La construction du 777x de Boeing reste dans sa région historique

La construction du 777x de Boeing reste dans sa région historique - -

Boeing menaçait de délocaliser la construction de son 777X si ses ouvriers de l'Etat de Washington n'acceptaient pas un changement leur régime de retraite. Samedi 4 janvier, un accord a finalement été trouvé.

Un véritable bras de fer syndical a eu lieu chez Boeing. Et la direction a gagné. Le constructeur aéronautique américain a annoncé, samedi 4 janvier, avoir trouvé un accord avec les syndicats sur l'assemblage du futur gros porteur 777X dans l'Etat de Washington, à l'ouest des Etats-Unis, le siège historique de la compagnie.
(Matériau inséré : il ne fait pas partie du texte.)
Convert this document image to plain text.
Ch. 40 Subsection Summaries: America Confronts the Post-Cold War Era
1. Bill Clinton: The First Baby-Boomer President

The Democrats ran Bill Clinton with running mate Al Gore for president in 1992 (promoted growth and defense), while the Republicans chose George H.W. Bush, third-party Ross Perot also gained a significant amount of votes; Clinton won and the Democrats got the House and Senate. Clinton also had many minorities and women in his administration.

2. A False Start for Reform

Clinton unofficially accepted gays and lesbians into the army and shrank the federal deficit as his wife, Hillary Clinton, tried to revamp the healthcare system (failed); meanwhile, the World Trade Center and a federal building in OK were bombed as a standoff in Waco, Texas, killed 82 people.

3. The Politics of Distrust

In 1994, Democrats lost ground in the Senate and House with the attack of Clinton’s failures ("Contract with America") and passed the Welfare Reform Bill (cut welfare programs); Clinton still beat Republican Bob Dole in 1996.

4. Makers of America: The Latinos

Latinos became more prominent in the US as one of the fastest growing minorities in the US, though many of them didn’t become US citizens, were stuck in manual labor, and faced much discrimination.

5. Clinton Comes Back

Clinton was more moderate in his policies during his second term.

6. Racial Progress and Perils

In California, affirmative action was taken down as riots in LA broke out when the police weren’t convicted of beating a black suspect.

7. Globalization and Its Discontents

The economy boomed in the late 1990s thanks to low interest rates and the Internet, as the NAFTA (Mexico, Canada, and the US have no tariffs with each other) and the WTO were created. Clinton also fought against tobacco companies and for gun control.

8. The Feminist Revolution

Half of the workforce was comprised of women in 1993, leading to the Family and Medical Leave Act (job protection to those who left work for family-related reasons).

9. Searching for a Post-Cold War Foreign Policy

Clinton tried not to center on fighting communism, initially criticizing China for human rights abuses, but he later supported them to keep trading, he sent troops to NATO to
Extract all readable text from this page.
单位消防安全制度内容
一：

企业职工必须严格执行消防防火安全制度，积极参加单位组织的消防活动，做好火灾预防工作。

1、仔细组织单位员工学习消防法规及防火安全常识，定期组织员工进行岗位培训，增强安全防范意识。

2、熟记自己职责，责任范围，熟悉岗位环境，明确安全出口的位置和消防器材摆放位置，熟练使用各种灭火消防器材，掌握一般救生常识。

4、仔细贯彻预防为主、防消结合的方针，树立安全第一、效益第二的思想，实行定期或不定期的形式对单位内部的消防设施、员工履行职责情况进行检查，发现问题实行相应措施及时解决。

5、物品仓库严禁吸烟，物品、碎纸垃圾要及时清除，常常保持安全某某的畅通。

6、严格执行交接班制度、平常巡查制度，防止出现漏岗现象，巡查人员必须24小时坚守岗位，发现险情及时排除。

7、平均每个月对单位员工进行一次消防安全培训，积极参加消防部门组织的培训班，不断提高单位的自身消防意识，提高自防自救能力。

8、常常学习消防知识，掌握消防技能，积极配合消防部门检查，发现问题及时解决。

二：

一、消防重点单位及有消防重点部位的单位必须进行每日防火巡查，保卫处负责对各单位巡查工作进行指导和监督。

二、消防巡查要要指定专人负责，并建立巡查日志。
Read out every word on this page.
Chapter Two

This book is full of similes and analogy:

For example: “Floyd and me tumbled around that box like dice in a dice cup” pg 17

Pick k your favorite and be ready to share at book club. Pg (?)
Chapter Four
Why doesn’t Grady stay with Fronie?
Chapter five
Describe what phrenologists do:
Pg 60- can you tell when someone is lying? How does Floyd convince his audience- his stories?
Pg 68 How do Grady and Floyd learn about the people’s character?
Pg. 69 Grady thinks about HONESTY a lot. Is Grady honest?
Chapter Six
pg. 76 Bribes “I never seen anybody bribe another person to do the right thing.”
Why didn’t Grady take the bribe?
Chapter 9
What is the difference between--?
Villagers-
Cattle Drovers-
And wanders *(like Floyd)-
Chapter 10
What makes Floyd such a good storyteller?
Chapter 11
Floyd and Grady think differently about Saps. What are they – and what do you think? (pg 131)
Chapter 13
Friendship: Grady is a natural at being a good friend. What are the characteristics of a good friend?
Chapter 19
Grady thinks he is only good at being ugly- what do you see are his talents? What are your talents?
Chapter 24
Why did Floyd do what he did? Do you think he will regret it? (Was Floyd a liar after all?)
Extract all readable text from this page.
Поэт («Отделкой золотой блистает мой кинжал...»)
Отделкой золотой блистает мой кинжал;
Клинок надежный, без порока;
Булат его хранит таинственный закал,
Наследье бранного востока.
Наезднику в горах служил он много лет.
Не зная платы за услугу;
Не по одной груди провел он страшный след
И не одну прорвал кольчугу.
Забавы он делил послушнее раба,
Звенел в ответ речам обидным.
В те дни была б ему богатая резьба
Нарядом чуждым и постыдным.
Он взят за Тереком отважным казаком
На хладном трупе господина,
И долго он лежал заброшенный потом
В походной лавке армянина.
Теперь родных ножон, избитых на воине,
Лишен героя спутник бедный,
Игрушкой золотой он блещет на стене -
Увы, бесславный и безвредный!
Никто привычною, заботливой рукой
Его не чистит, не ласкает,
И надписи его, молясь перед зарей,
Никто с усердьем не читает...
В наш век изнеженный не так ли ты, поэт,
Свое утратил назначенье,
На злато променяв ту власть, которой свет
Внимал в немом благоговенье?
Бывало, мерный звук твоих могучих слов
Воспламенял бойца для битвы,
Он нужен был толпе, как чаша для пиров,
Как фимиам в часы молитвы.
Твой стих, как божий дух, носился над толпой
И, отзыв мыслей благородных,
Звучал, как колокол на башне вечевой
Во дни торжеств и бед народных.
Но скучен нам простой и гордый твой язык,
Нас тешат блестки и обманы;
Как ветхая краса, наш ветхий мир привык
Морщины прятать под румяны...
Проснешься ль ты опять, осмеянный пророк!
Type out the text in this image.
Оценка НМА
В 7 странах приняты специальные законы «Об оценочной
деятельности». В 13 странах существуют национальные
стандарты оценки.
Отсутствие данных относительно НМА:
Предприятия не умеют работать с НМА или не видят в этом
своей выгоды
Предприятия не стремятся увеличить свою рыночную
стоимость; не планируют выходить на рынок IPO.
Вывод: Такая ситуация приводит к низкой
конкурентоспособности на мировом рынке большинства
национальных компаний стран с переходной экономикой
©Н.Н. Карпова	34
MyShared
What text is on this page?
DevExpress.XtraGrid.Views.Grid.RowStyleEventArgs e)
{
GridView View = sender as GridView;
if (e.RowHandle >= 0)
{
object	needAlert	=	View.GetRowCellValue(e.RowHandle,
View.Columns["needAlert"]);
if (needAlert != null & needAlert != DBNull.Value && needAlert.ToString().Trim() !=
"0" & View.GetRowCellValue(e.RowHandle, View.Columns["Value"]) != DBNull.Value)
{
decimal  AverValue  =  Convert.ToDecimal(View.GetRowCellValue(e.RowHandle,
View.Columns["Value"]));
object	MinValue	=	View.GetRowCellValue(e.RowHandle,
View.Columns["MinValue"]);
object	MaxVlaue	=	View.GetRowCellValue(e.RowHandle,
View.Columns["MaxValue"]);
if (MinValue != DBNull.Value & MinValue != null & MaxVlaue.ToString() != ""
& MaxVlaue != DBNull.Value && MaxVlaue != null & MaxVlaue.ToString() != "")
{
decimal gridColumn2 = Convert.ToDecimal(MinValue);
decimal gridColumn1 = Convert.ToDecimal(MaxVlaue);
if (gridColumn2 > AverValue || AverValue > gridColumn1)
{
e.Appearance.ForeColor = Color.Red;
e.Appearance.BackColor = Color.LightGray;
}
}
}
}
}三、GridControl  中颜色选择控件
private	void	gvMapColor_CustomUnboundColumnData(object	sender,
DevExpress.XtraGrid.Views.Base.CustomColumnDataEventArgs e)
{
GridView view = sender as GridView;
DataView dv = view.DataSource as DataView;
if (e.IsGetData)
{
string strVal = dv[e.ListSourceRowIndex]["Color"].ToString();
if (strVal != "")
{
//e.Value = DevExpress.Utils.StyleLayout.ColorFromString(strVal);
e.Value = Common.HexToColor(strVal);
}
Cet accord, conclu à l'issue de mois de négociations, écarte définitivement la menace agitée par Boeing de chercher d'autres sites pour la construction de son nouveau long-courrier qui affiche un carnet de commandes déjà bien rempli.

Les employés de l'avionneur ont approuvé de justesse (à 51% des voix contre 49%) le compromis proposé par la direction qui garantit notamment l'assemblage du 777X au siège historique de Puget Sound en contrepartie de la fin de leur système actuel de retraites.

Les grands groupes américains, qui n'arrivent plus à payer la retraite de leurs salariés, veulent troquer les pensions garanties contre un dispositif – moins favorable – dépendant des fluctuations des marchés financiers.

Plus généralement, cet accord étend de huit ans le partenariat d'entreprise dans cette région qui devait s'achever en 2016.

Avenir de Boeing "radieux"

"Pour des décennies à venir, la région toute entière va bénéficier des innovations économiques et technologiques qui accompagneront la production du 777X", a estimé Tom Buffenbarger, le président du Syndicat international des machinistes et des ouvriers de l'aérospatiale (IAM) dans un communiqué.

De son côté, Boeing s'est aussi réjoui de cet accord, assurant dans un communiqué que l'avenir de la compagnie dans la région de Puget Sound n'avait jamais été "si radieux".

Mi-novembre, après le rejet de sa proposition par les ouvriers, l'avionneur américain avait exprimé sa déception et menacé de faire appel à des prestataires ou de relocaliser son activité dans d'autres régions des Etats-Unis.